NAME

AnyEvent::Gearman::Worker - Gearman worker for AnyEvent application

SYNOPSIS

use AnyEvent::Gearman::Worker;

# create gearman worker
my $worker = AnyEvent::Gearman::Worker->new(
    job_servers => ['127.0.0.1', '192.168.0.1:123'],
);

# add worker function
$worker->register_function( reverse => sub {
    my $job = shift;
    my $res = reverse $job->workload;
    $job->complete($res);
});

DESCRIPTION

This is Gearman worker module for AnyEvent applications.

METHODS

new(%options)

Create gearman worker object.

my $worker = AnyEvent::Gearman::Worker->new(
    job_servers => ['127.0.0.1', '192.168.0.1:123'],
);

Options are:

job_servers => 'ArrayRef'

List of gearman servers. 'host:port' or just 'host' formats are allowed. In latter case, gearman default port 4730 will be used.

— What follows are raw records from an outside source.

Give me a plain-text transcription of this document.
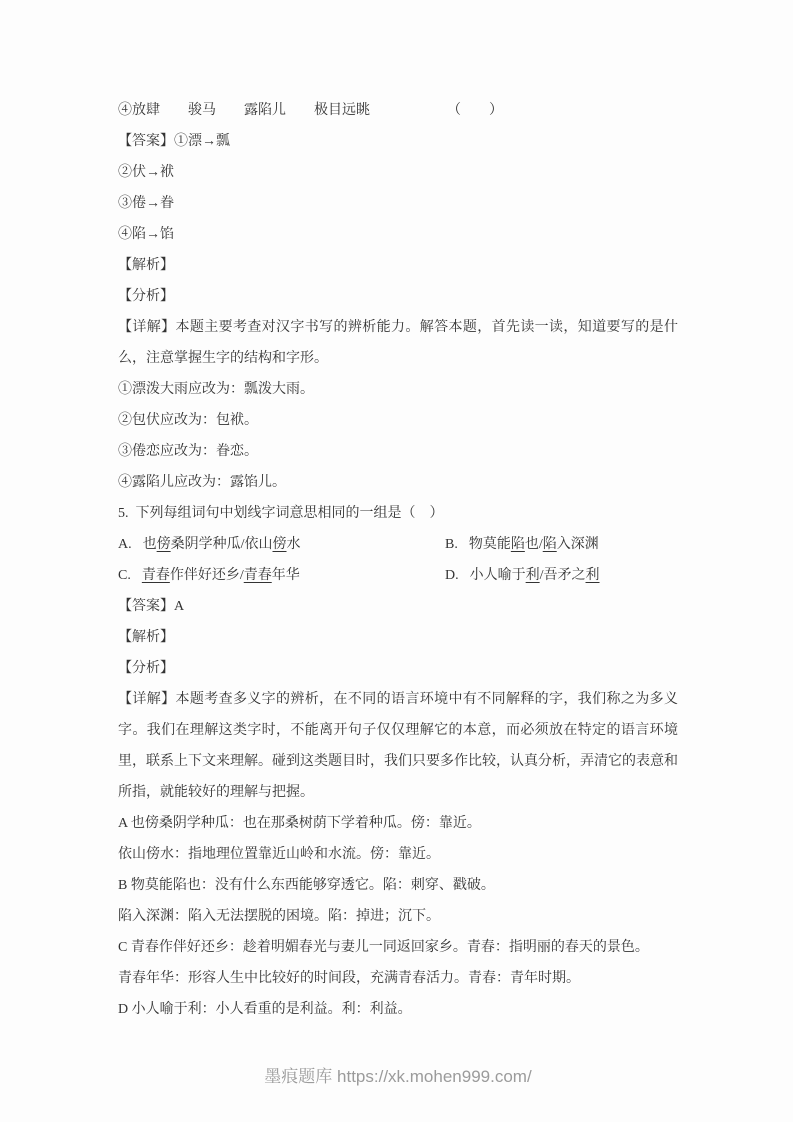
④放肆　　骏马　　露陷儿　　极目远眺　　　　　　（　　）

【答案】①漂→瓢

②伏→袱

③倦→眷

④陷→馅

【解析】

【分析】

【详解】本题主要考查对汉字书写的辨析能力。解答本题，首先读一读，知道要写的是什么，注意掌握生字的结构和字形。

①漂泼大雨应改为：瓢泼大雨。

②包伏应改为：包袱。

③倦恋应改为：眷恋。

④露陷儿应改为：露馅儿。

5.  下列每组词句中划线字词意思相同的一组是（　）

A. 也傍桑阴学种瓜/依山傍水	B. 物莫能陷也/陷入深渊
C. 青春作伴好还乡/青春年华	D. 小人喻于利/吾矛之利

【答案】A

【解析】

【分析】

【详解】本题考查多义字的辨析，在不同的语言环境中有不同解释的字，我们称之为多义字。我们在理解这类字时，不能离开句子仅仅理解它的本意，而必须放在特定的语言环境里，联系上下文来理解。碰到这类题目时，我们只要多作比较，认真分析，弄清它的表意和所指，就能较好的理解与把握。

A 也傍桑阴学种瓜：也在那桑树荫下学着种瓜。傍：靠近。

依山傍水：指地理位置靠近山岭和水流。傍：靠近。

B 物莫能陷也：没有什么东西能够穿透它。陷：刺穿、戳破。

陷入深渊：陷入无法摆脱的困境。陷：掉进；沉下。

C 青春作伴好还乡：趁着明媚春光与妻儿一同返回家乡。青春：指明丽的春天的景色。

青春年华：形容人生中比较好的时间段，充满青春活力。青春：青年时期。

D 小人喻于利：小人看重的是利益。利：利益。

墨痕题库 https://xk.mohen999.com/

You should set at least one job_server.

prefix => 'Str',

Sets the namespace / prefix for the function names. This is useful for sharing job servers between different applications or different instances of the same application (different development sandboxes for example).

The namespace is currently implemented as a simple tab separated concatenation of the prefix and the function name.

register_function( $function_name, $subref )

Register worker function.

$worker->register_function( reverse => sub {
    my $job = shift;
    my $res = reverse $job->workload;
    $job->complete($res);
});

$function_name is function name string to register.

$subref is worker CodeRef that will be executed when the worker received a request for this function. And it will be passed a AnyEvent::Gearman::Job object representing the job that has been received by the worker.

NOTE: Unlike Gearman::Worker, this module ignore $subref's return value. So you should call either $job->complete or $job->fail at least.

This is because this module stands AnyEvent's asynchronous way, and this way more flexible in AnyEvent world.

For example:

$worker->register_function( reverse => sub {
    my $job = shift;

    my $t; $t = AnyEvent->timer(
        after => 10,
        cb    => sub {
            undef $t;
            $job->complete('done!');
        },
    );
});

This is simplest and meaningless codes but you can write worker process with AnyEvent way. This is asynchronous worker.

unregister_function( $function_name )

Unregister worker function, notifying to server that this worker no longer handle $function_name.

AUTHOR

Daisuke Murase <typester@cpan.org>

Pedro Melo <melo@cpan.org>

COPYRIGHT AND LICENSE

Copyright (c) 2009 by KAYAC Inc.

This program is free software; you can redistribute it and/or modify it under the same terms as Perl itself.

The full text of the license can be found in the LICENSE file included with this module.